In 1950, Swedes Clarence Crawford (1899–1984), a surgeon, and Olle Friberg (1912–1979), an anesthesiologist, visited the now-called Hospital dos Servidores do Estado, in Rio de Janeiro, to promote controlled pulmonary ventilation. Based on their presentation and on the European devices, physician José Joaquim Cabral de Almeida (1900–1983) developed the pulmo-ventilator, which included controlled respiration and was tested in 1951 at the Hospital Beneficência Portuguesa in Rio de Janeiro. It was very successful: lung surgery mortality fell from 70% to 3.3%, but the devices were still large, heavy, and expensive. The USP Hospital das Clínicas had only one of these respirators; it was huge, with two oxygen cylinders and a mask, had to be transported between floors, and was not available for all the doctors who requested it. In a room on the ninth floor of the hospital, which he turned into a workshop, Takaoka decided to make something more practical himself.

He finished the prototype of a portable device in 1951; the following year, he presented it at the annual conference of the Brazilian Society of Anesthesiology in São Paulo, and tested it on dogs for four years before starting to use it on people in 1955. “My father made every piece of it,” shares anesthesiologist Flávio Takaoka, from the Hospital Israelita Albert Einstein in São Paulo. Born in 1952, he remembers his father working in his back room workshop, and then in the factory he built in 1957, K. Takaoka Indústria e Comércio. It was a few blocks from their home and produced the respirators on a large scale for domestic and foreign markets.

Personal archive Anesthesiologist and entrepreneur Kentaro Takaoka in the 1990sPersonal archive

A prolific inventor
Upon turning 55, in 1974, Takaoka decided to leave his job at Hospital das Clínicas and focus exclusively on the business, which remained in continuous expansion until the 1990s, when newly imported electronic ventilators reduced the need for mechanical devices like his. “At one point each day he would stop talking and go to the engineers’ bench to discuss projects,” observed Amaral, from UNIFESP, when he visited the factory.

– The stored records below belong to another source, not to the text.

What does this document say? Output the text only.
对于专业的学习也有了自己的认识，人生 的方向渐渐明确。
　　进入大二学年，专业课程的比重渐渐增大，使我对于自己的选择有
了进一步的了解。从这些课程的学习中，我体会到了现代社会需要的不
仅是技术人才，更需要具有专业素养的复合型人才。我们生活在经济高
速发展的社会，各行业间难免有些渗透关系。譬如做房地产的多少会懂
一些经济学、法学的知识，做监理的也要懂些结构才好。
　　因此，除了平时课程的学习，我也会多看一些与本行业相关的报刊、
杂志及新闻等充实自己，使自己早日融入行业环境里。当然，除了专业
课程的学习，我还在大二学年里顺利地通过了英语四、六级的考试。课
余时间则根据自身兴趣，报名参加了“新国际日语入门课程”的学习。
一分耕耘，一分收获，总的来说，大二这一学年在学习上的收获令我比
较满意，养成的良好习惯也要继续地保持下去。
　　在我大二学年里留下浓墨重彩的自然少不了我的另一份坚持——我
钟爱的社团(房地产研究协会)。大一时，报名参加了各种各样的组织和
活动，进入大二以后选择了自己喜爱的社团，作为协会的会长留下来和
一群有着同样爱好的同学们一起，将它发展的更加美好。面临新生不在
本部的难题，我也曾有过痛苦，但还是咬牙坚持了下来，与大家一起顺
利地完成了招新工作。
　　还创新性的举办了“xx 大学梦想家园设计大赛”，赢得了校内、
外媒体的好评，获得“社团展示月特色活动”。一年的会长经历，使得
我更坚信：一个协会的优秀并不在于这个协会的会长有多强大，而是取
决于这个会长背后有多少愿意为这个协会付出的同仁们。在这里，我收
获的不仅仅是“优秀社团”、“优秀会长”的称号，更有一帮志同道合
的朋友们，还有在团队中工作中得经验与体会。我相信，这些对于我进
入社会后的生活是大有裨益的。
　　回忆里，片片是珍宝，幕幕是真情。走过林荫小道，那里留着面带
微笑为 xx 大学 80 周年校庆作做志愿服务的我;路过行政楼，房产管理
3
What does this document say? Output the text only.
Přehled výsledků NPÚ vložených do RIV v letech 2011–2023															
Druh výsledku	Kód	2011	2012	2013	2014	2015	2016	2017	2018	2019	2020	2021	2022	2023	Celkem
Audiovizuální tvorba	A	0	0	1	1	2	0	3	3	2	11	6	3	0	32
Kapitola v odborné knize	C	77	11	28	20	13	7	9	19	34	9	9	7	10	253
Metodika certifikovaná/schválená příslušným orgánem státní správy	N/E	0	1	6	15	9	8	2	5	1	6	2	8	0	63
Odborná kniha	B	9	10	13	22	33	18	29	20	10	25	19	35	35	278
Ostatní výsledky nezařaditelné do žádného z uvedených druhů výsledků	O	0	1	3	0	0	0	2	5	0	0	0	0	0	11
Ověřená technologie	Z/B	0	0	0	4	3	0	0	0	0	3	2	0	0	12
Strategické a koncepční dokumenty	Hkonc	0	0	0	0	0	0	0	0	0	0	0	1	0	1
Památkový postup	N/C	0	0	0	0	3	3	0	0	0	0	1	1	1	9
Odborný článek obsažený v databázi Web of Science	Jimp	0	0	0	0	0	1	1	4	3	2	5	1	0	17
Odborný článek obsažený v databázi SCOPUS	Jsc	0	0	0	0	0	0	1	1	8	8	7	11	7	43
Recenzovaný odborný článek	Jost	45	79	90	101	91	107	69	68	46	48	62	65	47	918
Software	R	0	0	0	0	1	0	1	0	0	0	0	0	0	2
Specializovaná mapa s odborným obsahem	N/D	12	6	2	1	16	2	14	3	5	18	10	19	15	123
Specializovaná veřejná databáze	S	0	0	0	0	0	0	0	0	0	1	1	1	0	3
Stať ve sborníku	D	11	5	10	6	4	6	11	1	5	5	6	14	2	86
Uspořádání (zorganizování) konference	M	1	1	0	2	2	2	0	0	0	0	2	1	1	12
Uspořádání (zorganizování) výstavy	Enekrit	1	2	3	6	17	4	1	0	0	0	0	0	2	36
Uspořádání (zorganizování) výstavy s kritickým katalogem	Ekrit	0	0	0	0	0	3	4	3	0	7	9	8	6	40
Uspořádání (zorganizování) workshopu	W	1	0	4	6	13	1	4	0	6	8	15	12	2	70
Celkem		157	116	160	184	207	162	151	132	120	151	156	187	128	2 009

Renamed to KTK, nowadays the company produces ventilators with microprocessors and monitors, the first versions of which were released in the 1990s. In 2005, Takaoka won the Innovative Inventor award from the Brazilian Funding Authority for Studies and Projects (FINEP). He was a prolific inventor who patented about 60 medical devices, such as vaporizers and humidifiers, both in Brazil and in the United States. The company is managed by one of his sons, Nelson, and it continues to produce both the simpler and the electronic models. KTK is involved in the effort to increase production in order to meet hospital needs due to the Covid-19 pandemic.

One version of Takaoka’s device inspired a portable respirator that could be 3D printed. Project Breath4Life is coordinated by two startups incubated at Hospital Israelita Albert Einstein.